The editor seems a bit touchy: quite often, I’d wind up with only part of it loaded, so the textarea itself didn’t exist, though a refresh generally cleared it up. If there’s any way to edit the HTML directly, I couldn’t find it.
Of course, they have RSS feeds (though you can choose not to publish RSS, in the settings). Dave will be delighted that they are RSS 2.0, with no sign of funk that I could spot: items are title, link, description with full encoded content, comments, a guid which is a permalink, and a pubDate (though, sadly, no orange XML button). Sam will be delighted to know that they validate out of the box. Charles will be delighted to know that they include both Last-Modified and Etag headers, and apoplectic over the way that when presented with the proper If-Modified-Since and If-None-Match headers to reply to a request with a 304 Not Modified, they instead return a 200, with the exact same Last-Modified and Etag headers, and the exact same content. I am interested to note that the feed I get while I’m signed in to Passport includes draft entries, unlike the feed I get when I’m signed out. Since most RSS readers aren’t going to be sending a cookie that includes the Passport login information, <wide-eyed-and-innocent> that would seem to make an RSS reader built into the browser more useful than others </wide-eyed-and-innocent>.
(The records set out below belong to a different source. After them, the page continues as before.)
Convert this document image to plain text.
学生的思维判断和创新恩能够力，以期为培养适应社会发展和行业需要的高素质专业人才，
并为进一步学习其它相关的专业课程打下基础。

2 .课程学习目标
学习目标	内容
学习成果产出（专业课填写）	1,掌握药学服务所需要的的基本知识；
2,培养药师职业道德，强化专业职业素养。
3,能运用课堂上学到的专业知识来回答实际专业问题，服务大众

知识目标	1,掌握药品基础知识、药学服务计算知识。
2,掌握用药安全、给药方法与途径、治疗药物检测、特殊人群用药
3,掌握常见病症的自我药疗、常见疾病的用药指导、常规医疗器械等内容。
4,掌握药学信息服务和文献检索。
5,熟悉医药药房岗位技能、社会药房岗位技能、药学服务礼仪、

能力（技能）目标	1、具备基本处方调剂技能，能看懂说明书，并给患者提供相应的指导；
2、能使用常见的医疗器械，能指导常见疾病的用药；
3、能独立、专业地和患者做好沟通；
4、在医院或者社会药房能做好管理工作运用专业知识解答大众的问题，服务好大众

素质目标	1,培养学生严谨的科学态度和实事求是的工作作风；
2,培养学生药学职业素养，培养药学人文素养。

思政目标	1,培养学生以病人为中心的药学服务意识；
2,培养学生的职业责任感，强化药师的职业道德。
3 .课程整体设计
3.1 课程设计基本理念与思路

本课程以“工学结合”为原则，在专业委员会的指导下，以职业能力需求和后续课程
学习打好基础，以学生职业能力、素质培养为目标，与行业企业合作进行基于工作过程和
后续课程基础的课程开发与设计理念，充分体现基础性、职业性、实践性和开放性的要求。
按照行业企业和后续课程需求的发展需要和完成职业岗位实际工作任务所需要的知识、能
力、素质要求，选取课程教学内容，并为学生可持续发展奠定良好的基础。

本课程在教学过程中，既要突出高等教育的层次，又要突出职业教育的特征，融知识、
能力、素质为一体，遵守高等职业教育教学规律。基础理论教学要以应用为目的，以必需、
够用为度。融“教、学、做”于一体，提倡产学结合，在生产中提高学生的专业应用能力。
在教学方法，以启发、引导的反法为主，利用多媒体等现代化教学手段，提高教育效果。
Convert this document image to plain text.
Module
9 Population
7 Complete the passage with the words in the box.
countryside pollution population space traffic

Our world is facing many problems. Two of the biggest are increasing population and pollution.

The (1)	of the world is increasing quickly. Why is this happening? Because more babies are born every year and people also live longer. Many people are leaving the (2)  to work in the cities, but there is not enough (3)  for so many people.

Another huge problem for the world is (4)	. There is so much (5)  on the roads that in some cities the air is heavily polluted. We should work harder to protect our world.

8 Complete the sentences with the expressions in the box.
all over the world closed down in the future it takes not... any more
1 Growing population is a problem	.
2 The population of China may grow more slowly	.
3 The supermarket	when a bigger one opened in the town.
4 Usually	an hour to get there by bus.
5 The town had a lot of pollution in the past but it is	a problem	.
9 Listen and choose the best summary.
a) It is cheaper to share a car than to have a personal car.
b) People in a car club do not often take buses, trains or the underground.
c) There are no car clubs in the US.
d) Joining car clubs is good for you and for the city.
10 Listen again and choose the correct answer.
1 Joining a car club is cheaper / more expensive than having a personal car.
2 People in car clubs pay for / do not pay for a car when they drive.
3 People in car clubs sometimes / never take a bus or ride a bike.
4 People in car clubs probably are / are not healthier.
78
The main page and archive pages both support RSS autodiscovery, though with an XHTML-style <link ... />
which I think is one of the things contributing to the huge cascade of confused validation messages.
Trackback pings worked just fine, both from another Spaces entry and from Movable Type, though I’m a bit disappointed by the way they ducked the i18n issue by only displaying the URL of pinging sites.
Beyond the way that editing your weblog requires Windows and IE 5.0+, the only other bit of “evil” I noticed was in the way comments and Trackbacks are displayed: in Firefox, the links from the blog main page for comments and Trackbacks go to #comment and #trackback in the individual entry, while in Internet Explorer with Javascript enabled, they are Javascript “links” to open (but not close) the comments and pings inline in the main page. I seem to remember reading somewhere that there’s a bit of browser sniffing built into ASP.NET to be evil in that way, but I can’t get too excited about it: I don’t like the inline effect anyway, so I’m not going to miss it. It’s much more useful where you can’t escape being in IE, heading into the post editor. On your way to a new post, you pass by a list of your posts, with the number of comments and pings listed, and a toggle to display and delete (though not edit) them.
In a very curious twist on the usual system, weblogs are presented without ads other than the self-advertising line of links to MSN and to sign up for MSN Spaces, while the editing interface, ad-free in every tool I’ve ever used, has a huge (well, 728×90, big by my standards) banner ad at the top forcing content down below the fold. I’ve got rad.msn.com in my Hosts file, so I don’t know what sort of thing they are selling, but it’s hard to imagine advertising that’s displayed while you are in a web app, with a task in mind, being very effective.
I’m sure there’s more to look at, including the mobile features (which aren’t standard enough for me to be able to guess what the setup was asking for, without a translation), and whether or not there’s any option to ping update services, but I’ll have to leave that to someone who reads Japanese.